You need to initialize the cluster workers before executing rep.sim3. The error message indicates that your workers can't execute the sim3 function because you haven't exported it to them. Also, I noticed that you haven't loaded the RNetlogo package on the workers, either.
The easiest way to initialize the workers is with the clusterEvalQ and clusterExport functions:
clusterEvalQ(cl, library(RNetLogo))
clusterExport(cl, 'sim3')
Note that you shouldn't do this in your rep.sim3 function, since that would be inefficient and unnecessary. Do it just once after creating the cluster object and sim3 has been defined.
This initialization is necessary because the workers started via makeCluster don't know anything about your variables or functions, or anything else about your R session. And parLapply doesn't analyze the function that you pass to it any more than lapply does. The difference is that lapply executes in your local R session where sim3 is defined and the RNetLogo package is loaded. parLapply executes the specified function in remote R sessions that have not been initialized by executing your R script.
Is there a problem when accessing/writing to global variable in using doSNOW package on multiple cores?
In the below program, each of the MyCalculations(ii) writes to the ii-th column of the matrix "globalVariable"...
Do you think the result will be correct? Will there be hidden catches?
Thanks a lot!
p.s. I have to write out to the global variable because this is a simplied example, in fact I have lots of outputs that need to be transported from within the parallel loops... therefore, probably the only way is to write out to global variables...
library(doSNOW)
MaxSearchSpace=44*5
globalVariable=matrix(0, 10000, MaxSearchSpace)
cl<-makeCluster(7)
registerDoSNOW(cl)
foreach (ii = 2:nMaxSearchSpace, .combine=cbind, .verbose=F) %dopar%
{
MyCalculations(ii)
}
stopCluster(cl)
p.s. I am asking - within the DoSnow framework, is there any danger of accessing/writing global variables... thx
Since this question is a couple months old, I hope you've found an answer by now. However, in case you're still interested in feedback, here's something to consider:
When using foreach with a parallel backend, you won't be able to assign to variables in R's global environment in the way you're attempting (you probably noticed this). Using a sequential backend, assignment will work, but not using a parallel one like with doSNOW.

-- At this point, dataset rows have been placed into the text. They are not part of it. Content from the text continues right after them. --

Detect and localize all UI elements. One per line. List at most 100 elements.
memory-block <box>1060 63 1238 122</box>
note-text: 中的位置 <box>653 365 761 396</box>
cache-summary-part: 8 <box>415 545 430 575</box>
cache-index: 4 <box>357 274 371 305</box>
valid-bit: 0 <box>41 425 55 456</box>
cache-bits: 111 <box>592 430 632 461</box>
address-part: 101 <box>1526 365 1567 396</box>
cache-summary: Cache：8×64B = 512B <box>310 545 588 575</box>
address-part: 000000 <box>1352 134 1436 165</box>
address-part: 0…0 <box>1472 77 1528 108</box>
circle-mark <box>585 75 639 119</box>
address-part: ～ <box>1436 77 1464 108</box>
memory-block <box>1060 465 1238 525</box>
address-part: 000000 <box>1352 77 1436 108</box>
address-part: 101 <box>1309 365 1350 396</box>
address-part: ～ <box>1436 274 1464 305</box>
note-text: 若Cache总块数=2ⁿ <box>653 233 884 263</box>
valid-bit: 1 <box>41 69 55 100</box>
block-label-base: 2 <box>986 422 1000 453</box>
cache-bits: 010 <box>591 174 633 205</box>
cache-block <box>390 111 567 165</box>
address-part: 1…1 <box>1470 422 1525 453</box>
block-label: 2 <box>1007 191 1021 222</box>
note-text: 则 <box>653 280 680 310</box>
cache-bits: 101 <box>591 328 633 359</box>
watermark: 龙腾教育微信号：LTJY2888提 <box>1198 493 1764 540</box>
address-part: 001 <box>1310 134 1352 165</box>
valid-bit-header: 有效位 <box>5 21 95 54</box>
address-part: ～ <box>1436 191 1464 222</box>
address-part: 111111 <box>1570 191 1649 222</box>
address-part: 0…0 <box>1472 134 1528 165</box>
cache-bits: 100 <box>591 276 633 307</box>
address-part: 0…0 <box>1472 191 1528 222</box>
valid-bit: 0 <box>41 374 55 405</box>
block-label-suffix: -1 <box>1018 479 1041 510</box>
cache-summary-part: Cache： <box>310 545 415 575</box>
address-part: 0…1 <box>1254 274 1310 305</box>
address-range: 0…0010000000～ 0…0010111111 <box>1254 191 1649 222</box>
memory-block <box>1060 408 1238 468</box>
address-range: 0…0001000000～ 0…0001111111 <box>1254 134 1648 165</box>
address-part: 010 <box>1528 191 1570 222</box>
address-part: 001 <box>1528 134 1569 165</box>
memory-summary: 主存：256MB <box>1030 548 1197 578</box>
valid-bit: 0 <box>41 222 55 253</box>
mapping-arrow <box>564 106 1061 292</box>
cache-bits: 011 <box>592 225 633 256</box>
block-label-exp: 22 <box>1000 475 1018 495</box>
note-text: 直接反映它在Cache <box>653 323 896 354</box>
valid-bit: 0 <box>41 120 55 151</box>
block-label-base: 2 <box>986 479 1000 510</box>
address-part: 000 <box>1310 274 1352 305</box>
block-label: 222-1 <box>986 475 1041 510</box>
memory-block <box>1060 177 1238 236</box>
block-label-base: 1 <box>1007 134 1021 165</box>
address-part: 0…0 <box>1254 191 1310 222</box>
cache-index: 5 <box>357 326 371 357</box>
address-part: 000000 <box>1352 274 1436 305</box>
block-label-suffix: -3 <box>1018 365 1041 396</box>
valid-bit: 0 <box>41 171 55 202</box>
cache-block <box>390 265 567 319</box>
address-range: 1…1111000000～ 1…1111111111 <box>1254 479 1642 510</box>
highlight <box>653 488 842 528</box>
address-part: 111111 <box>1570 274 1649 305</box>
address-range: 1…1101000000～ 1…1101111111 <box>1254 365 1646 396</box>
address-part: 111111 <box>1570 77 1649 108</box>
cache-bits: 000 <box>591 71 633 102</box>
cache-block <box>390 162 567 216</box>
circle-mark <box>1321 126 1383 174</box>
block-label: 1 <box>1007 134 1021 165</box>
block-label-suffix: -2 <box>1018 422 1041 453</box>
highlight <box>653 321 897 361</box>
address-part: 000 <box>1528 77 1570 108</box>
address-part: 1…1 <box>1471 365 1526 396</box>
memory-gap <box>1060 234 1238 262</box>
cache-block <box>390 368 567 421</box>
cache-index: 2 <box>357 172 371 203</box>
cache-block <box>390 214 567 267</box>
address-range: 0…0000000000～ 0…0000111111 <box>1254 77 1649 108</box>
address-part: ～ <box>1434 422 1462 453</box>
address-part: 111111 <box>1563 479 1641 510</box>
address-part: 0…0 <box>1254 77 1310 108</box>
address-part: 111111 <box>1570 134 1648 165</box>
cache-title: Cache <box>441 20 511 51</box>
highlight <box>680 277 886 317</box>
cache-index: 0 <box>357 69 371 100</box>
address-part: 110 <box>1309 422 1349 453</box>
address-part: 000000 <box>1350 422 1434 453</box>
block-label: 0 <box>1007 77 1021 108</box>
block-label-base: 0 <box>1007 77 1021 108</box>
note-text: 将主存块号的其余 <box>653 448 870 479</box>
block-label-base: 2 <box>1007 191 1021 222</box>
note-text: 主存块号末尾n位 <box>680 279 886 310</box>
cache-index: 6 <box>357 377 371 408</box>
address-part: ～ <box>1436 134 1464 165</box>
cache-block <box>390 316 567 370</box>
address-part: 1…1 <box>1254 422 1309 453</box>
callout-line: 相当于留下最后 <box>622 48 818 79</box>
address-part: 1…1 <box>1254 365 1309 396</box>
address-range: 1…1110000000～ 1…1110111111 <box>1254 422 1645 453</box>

Instead, save all the results of your calculations for each iteration in a list and return this to an object, so that you can extract the appropriate results after all calculations have been completed.
My suggestion starts similarly to your example:
library(doSNOW)
MaxSearchSpace <- 44*5
cl <- makeCluster(parallel::detectCores())
# do not create the globalVariable object
registerDoSNOW(cl)
# Save the results of the `foreach` iterations as
# lists of lists in an object (`theRes`)
theRes <- foreach (ii = 2:MaxSearchSpace, .verbose=F) %dopar%
{
# do some calculations
theNorms <- rnorm(10000)
thePois <- rpois(10000, 2)
# store the results in a list
list(theNorms, thePois)
}
After all iterations have been completed, extract the results from theRes and store them as objects (e.g., globalVariable, globalVariable2, etc.)
globalVariable1 <- do.call(cbind, lapply(theRes, "[[", 1))
globalVariable2 <- do.call(cbind, lapply(theRes, "[[", 2))
With this in mind, if you are performing calculations with each iteration that are dependent on the results of calculations from previous iterations, then this type of parallel computing is not the approach to take.